Expanding EV operations
The growing prominence of car subscription models is also paving the way for more accessible electric vehicles (EVs) within the automotive industry. Hands says although there are still uncertainties regarding issues like vehicle range and charging infrastructure, the industry is seeing influx of EV subscription offerings in the future.
“We’re already seeing hybrid vehicles gain immense popularity in the UK because they solve existing challenges like limited EV range and offer tax benefits for employees – reinforcing the role of EVs in MaaS.”
Globally, investors are demonstrating their support for EV subscriptions, with the e-scooter manufacturer, Unagi, securing $29.3 million in funding earlier this year. The manufacturer also announced its partnership with Best Buy as a scooter subscription partner, signalling the expansion of the commitment- and maintenance-free EV experience.
Navigating a potentially volatile sector
Hands says as exciting as the ever-changing subscription landscape can be, it demands a dynamic approach to M&A strategies. For example, companies must ensure they do not overvalue the business they’re buying, considering the potential risks in the still-developing market.
Furthermore, since car subscriptions have a relatively short lifecycle, subscription providers must map out a strategy determining where their assets will generate the most profit in the next phase and can invest in data analytics and residual value management tools to do so.
The future of car subscriptions
Hands says car subscriptions will likely morph into a broader MaaS concept, incorporating more features and services as technology advances and driverless cars become more common.

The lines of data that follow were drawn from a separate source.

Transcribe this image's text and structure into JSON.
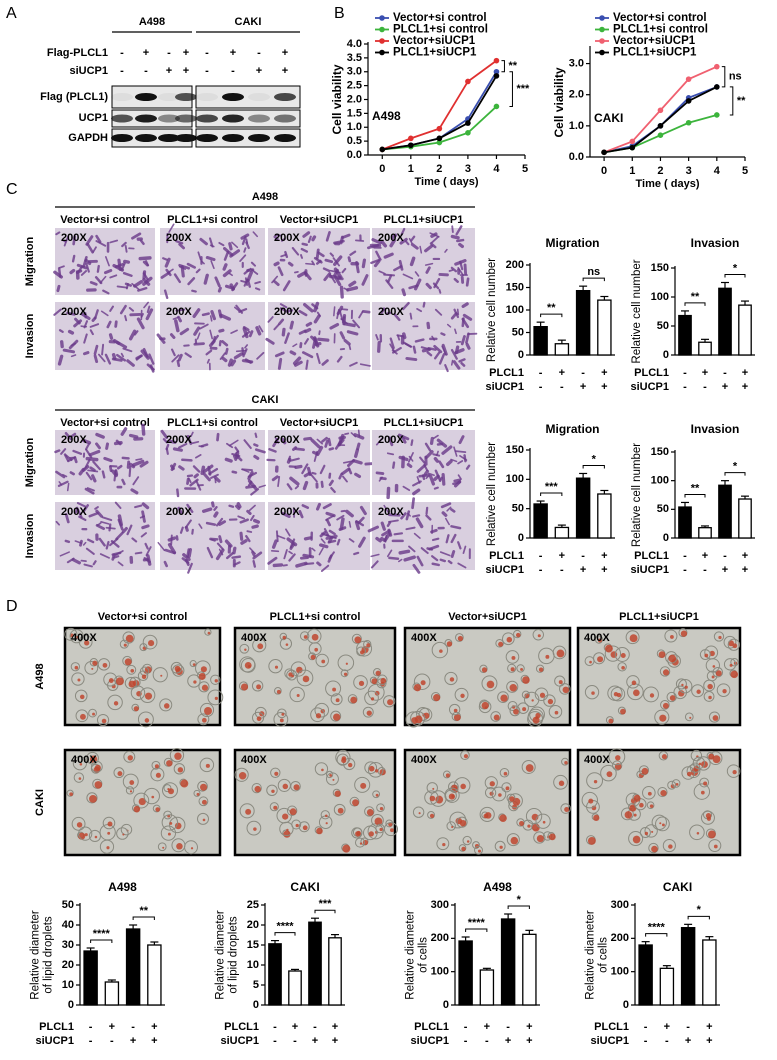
{
  "panel_labels": [
    "A",
    "B",
    "C",
    "D"
  ],
  "blot": {
    "cell_lines": [
      "A498",
      "CAKI"
    ],
    "conditions": [
      {
        "name": "Flag-PLCL1",
        "signs": [
          "-",
          "+",
          "-",
          "+"
        ]
      },
      {
        "name": "siUCP1",
        "signs": [
          "-",
          "-",
          "+",
          "+"
        ]
      }
    ],
    "bands": [
      "Flag (PLCL1)",
      "UCP1",
      "GAPDH"
    ]
  },
  "transwell": {
    "groups": [
      {
        "title": "A498",
        "columns": [
          "Vector+si control",
          "PLCL1+si control",
          "Vector+siUCP1",
          "PLCL1+siUCP1"
        ],
        "rows": [
          "Migration",
          "Invasion"
        ],
        "magnification": "200X"
      },
      {
        "title": "CAKI",
        "columns": [
          "Vector+si control",
          "PLCL1+si control",
          "Vector+siUCP1",
          "PLCL1+siUCP1"
        ],
        "rows": [
          "Migration",
          "Invasion"
        ],
        "magnification": "200X"
      }
    ]
  },
  "oil_red": {
    "columns": [
      "Vector+si control",
      "PLCL1+si control",
      "Vector+siUCP1",
      "PLCL1+siUCP1"
    ],
    "rows": [
      "A498",
      "CAKI"
    ],
    "magnification": "400X"
  },
  "chart_data": [
    {
      "type": "line",
      "label": "A498",
      "xlabel": "Time ( days)",
      "ylabel": "Cell viability",
      "x": [
        0,
        1,
        2,
        3,
        4
      ],
      "xlim": [
        -0.5,
        5
      ],
      "xticks": [
        0,
        1,
        2,
        3,
        4,
        5
      ],
      "ylim": [
        0,
        4
      ],
      "yticks": [
        {
          "value": 0,
          "label": "0.0"
        },
        {
          "value": 0.5,
          "label": "0.5"
        },
        {
          "value": 1,
          "label": "1.0"
        },
        {
          "value": 1.5,
          "label": "1.5"
        },
        {
          "value": 2,
          "label": "2.0"
        },
        {
          "value": 2.5,
          "label": "2.5"
        },
        {
          "value": 3,
          "label": "3.0"
        },
        {
          "value": 3.5,
          "label": "3.5"
        },
        {
          "value": 4,
          "label": "4.0"
        }
      ],
      "series": [
        {
          "name": "Vector+si control",
          "color": "#3a4fb0",
          "values": [
            0.2,
            0.35,
            0.6,
            1.3,
            3.0
          ]
        },
        {
          "name": "PLCL1+si control",
          "color": "#3cb43c",
          "values": [
            0.2,
            0.3,
            0.45,
            0.8,
            1.75
          ]
        },
        {
          "name": "Vector+siUCP1",
          "color": "#e03030",
          "values": [
            0.2,
            0.6,
            0.95,
            2.65,
            3.4
          ]
        },
        {
          "name": "PLCL1+siUCP1",
          "color": "#000000",
          "values": [
            0.2,
            0.35,
            0.6,
            1.15,
            2.85
          ]
        }
      ],
      "annotations": [
        "**",
        "***"
      ]
    },
    {
      "type": "line",
      "label": "CAKI",
      "xlabel": "Time ( days)",
      "ylabel": "Cell viability",
      "x": [
        0,
        1,
        2,
        3,
        4
      ],
      "xlim": [
        -0.5,
        5
      ],
      "xticks": [
        0,
        1,
        2,
        3,
        4,
        5
      ],
      "ylim": [
        0,
        3.5
      ],
      "yticks": [
        {
          "value": 0,
          "label": "0.0"
        },
        {
          "value": 1,
          "label": "1.0"
        },
        {
          "value": 2,
          "label": "2.0"
        },
        {
          "value": 3,
          "label": "3.0"
        }
      ],
      "series": [
        {
          "name": "Vector+si control",
          "color": "#3a4fb0",
          "values": [
            0.15,
            0.35,
            1.0,
            1.9,
            2.25
          ]
        },
        {
          "name": "PLCL1+si control",
          "color": "#3cb43c",
          "values": [
            0.15,
            0.3,
            0.7,
            1.1,
            1.35
          ]
        },
        {
          "name": "Vector+siUCP1",
          "color": "#f06070",
          "values": [
            0.15,
            0.5,
            1.5,
            2.5,
            2.9
          ]
        },
        {
          "name": "PLCL1+siUCP1",
          "color": "#000000",
          "values": [
            0.15,
            0.3,
            1.0,
            1.8,
            2.25
          ]
        }
      ],
      "annotations": [
        "ns",
        "**"
      ]
    },
    {
      "type": "bar",
      "title": "Migration",
      "ylabel": [
        "Relative cell number"
      ],
      "ylim": [
        0,
        200
      ],
      "yticks": [
        0,
        50,
        100,
        150,
        200
      ],
      "values": [
        63,
        25,
        143,
        122
      ],
      "errors": [
        10,
        8,
        10,
        8
      ],
      "colors": [
        "#000000",
        "#ffffff",
        "#000000",
        "#ffffff"
      ],
      "rows": [
        {
          "name": "PLCL1",
          "signs": [
            "-",
            "+",
            "-",
            "+"
          ]
        },
        {
          "name": "siUCP1",
          "signs": [
            "-",
            "-",
            "+",
            "+"
          ]
        }
      ],
      "significance": [
        "**",
        "ns"
      ]
    },
    {
      "type": "bar",
      "title": "Invasion",
      "ylabel": [
        "Relative cell number"
      ],
      "ylim": [
        0,
        150
      ],
      "yticks": [
        0,
        50,
        100,
        150
      ],
      "values": [
        68,
        22,
        115,
        86
      ],
      "errors": [
        8,
        5,
        10,
        7
      ],
      "colors": [
        "#000000",
        "#ffffff",
        "#000000",
        "#ffffff"
      ],
      "rows": [
        {
          "name": "PLCL1",
          "signs": [
            "-",
            "+",
            "-",
            "+"
          ]
        },
        {
          "name": "siUCP1",
          "signs": [
            "-",
            "-",
            "+",
            "+"
          ]
        }
      ],
      "significance": [
        "**",
        "*"
      ]
    },
    {
      "type": "bar",
      "title": "Migration",
      "ylabel": [
        "Relative cell number"
      ],
      "ylim": [
        0,
        150
      ],
      "yticks": [
        0,
        50,
        100,
        150
      ],
      "values": [
        58,
        18,
        102,
        75
      ],
      "errors": [
        5,
        4,
        8,
        6
      ],
      "colors": [
        "#000000",
        "#ffffff",
        "#000000",
        "#ffffff"
      ],
      "rows": [
        {
          "name": "PLCL1",
          "signs": [
            "-",
            "+",
            "-",
            "+"
          ]
        },
        {
          "name": "siUCP1",
          "signs": [
            "-",
            "-",
            "+",
            "+"
          ]
        }
      ],
      "significance": [
        "***",
        "*"
      ]
    },
    {
      "type": "bar",
      "title": "Invasion",
      "ylabel": [
        "Relative cell number"
      ],
      "ylim": [
        0,
        150
      ],
      "yticks": [
        0,
        50,
        100,
        150
      ],
      "values": [
        54,
        18,
        92,
        68
      ],
      "errors": [
        8,
        3,
        8,
        5
      ],
      "colors": [
        "#000000",
        "#ffffff",
        "#000000",
        "#ffffff"
      ],
      "rows": [
        {
          "name": "PLCL1",
          "signs": [
            "-",
            "+",
            "-",
            "+"
          ]
        },
        {
          "name": "siUCP1",
          "signs": [
            "-",
            "-",
            "+",
            "+"
          ]
        }
      ],
      "significance": [
        "**",
        "*"
      ]
    },
    {
      "type": "bar",
      "title": "A498",
      "ylabel": [
        "Relative diameter",
        "of lipid droplets"
      ],
      "ylim": [
        0,
        50
      ],
      "yticks": [
        0,
        10,
        20,
        30,
        40,
        50
      ],
      "values": [
        27,
        11.5,
        38,
        30
      ],
      "errors": [
        1.5,
        1,
        2,
        1.5
      ],
      "colors": [
        "#000000",
        "#ffffff",
        "#000000",
        "#ffffff"
      ],
      "rows": [
        {
          "name": "PLCL1",
          "signs": [
            "-",
            "+",
            "-",
            "+"
          ]
        },
        {
          "name": "siUCP1",
          "signs": [
            "-",
            "-",
            "+",
            "+"
          ]
        }
      ],
      "significance": [
        "****",
        "**"
      ]
    },
    {
      "type": "bar",
      "title": "CAKI",
      "ylabel": [
        "Relative diameter",
        "of lipid droplets"
      ],
      "ylim": [
        0,
        25
      ],
      "yticks": [
        0,
        5,
        10,
        15,
        20,
        25
      ],
      "values": [
        15.3,
        8.5,
        20.7,
        16.8
      ],
      "errors": [
        0.8,
        0.4,
        1,
        0.8
      ],
      "colors": [
        "#000000",
        "#ffffff",
        "#000000",
        "#ffffff"
      ],
      "rows": [
        {
          "name": "PLCL1",
          "signs": [
            "-",
            "+",
            "-",
            "+"
          ]
        },
        {
          "name": "siUCP1",
          "signs": [
            "-",
            "-",
            "+",
            "+"
          ]
        }
      ],
      "significance": [
        "****",
        "***"
      ]
    },
    {
      "type": "bar",
      "title": "A498",
      "ylabel": [
        "Relative diameter",
        "of cells"
      ],
      "ylim": [
        0,
        300
      ],
      "yticks": [
        0,
        100,
        200,
        300
      ],
      "values": [
        192,
        105,
        258,
        212
      ],
      "errors": [
        12,
        5,
        15,
        12
      ],
      "colors": [
        "#000000",
        "#ffffff",
        "#000000",
        "#ffffff"
      ],
      "rows": [
        {
          "name": "PLCL1",
          "signs": [
            "-",
            "+",
            "-",
            "+"
          ]
        },
        {
          "name": "siUCP1",
          "signs": [
            "-",
            "-",
            "+",
            "+"
          ]
        }
      ],
      "significance": [
        "****",
        "*"
      ]
    },
    {
      "type": "bar",
      "title": "CAKI",
      "ylabel": [
        "Relative diameter",
        "of cells"
      ],
      "ylim": [
        0,
        300
      ],
      "yticks": [
        0,
        100,
        200,
        300
      ],
      "values": [
        180,
        110,
        232,
        195
      ],
      "errors": [
        10,
        8,
        10,
        10
      ],
      "colors": [
        "#000000",
        "#ffffff",
        "#000000",
        "#ffffff"
      ],
      "rows": [
        {
          "name": "PLCL1",
          "signs": [
            "-",
            "+",
            "-",
            "+"
          ]
        },
        {
          "name": "siUCP1",
          "signs": [
            "-",
            "-",
            "+",
            "+"
          ]
        }
      ],
      "significance": [
        "****",
        "*"
      ]
    }
  ]
}
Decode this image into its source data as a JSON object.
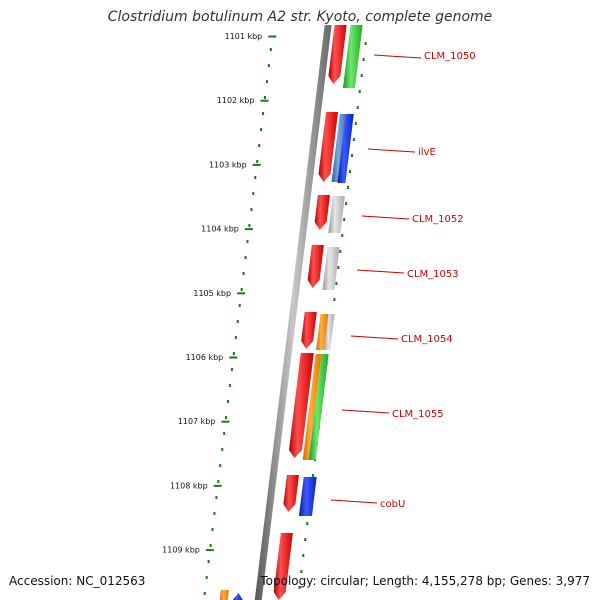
{
  "title": "Clostridium botulinum A2 str. Kyoto, complete genome",
  "accession": "Accession: NC_012563",
  "topology": "Topology: circular; Length: 4,155,278 bp; Genes: 3,977",
  "colors": {
    "backbone": "#888888",
    "tick": "#1a7a1a",
    "label": "#cc0000",
    "red": "#ee1111",
    "green": "#33cc33",
    "blue": "#1133ee",
    "steel": "#4a7ab8",
    "grey": "#b8b8b8",
    "orange": "#ff8c00"
  },
  "scale": [
    "1101 kbp",
    "1102 kbp",
    "1103 kbp",
    "1104 kbp",
    "1105 kbp",
    "1106 kbp",
    "1107 kbp",
    "1108 kbp",
    "1109 kbp"
  ],
  "genes": [
    {
      "label": "CLM_1050"
    },
    {
      "label": "ilvE"
    },
    {
      "label": "CLM_1052"
    },
    {
      "label": "CLM_1053"
    },
    {
      "label": "CLM_1054"
    },
    {
      "label": "CLM_1055"
    },
    {
      "label": "cobU"
    }
  ]
}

“The future of car subscriptions is exciting and unpredictable. Companies willing to adapt, invest in technology, and capitalise on emerging opportunities will likely drive the next phase of growth in the automotive industry. The current wave of M&A activities reflects this sentiment, confirming that the rise of car subscriptions is more than a trend – it is a testament to the evolving needs of consumers and the transformative power of technology.”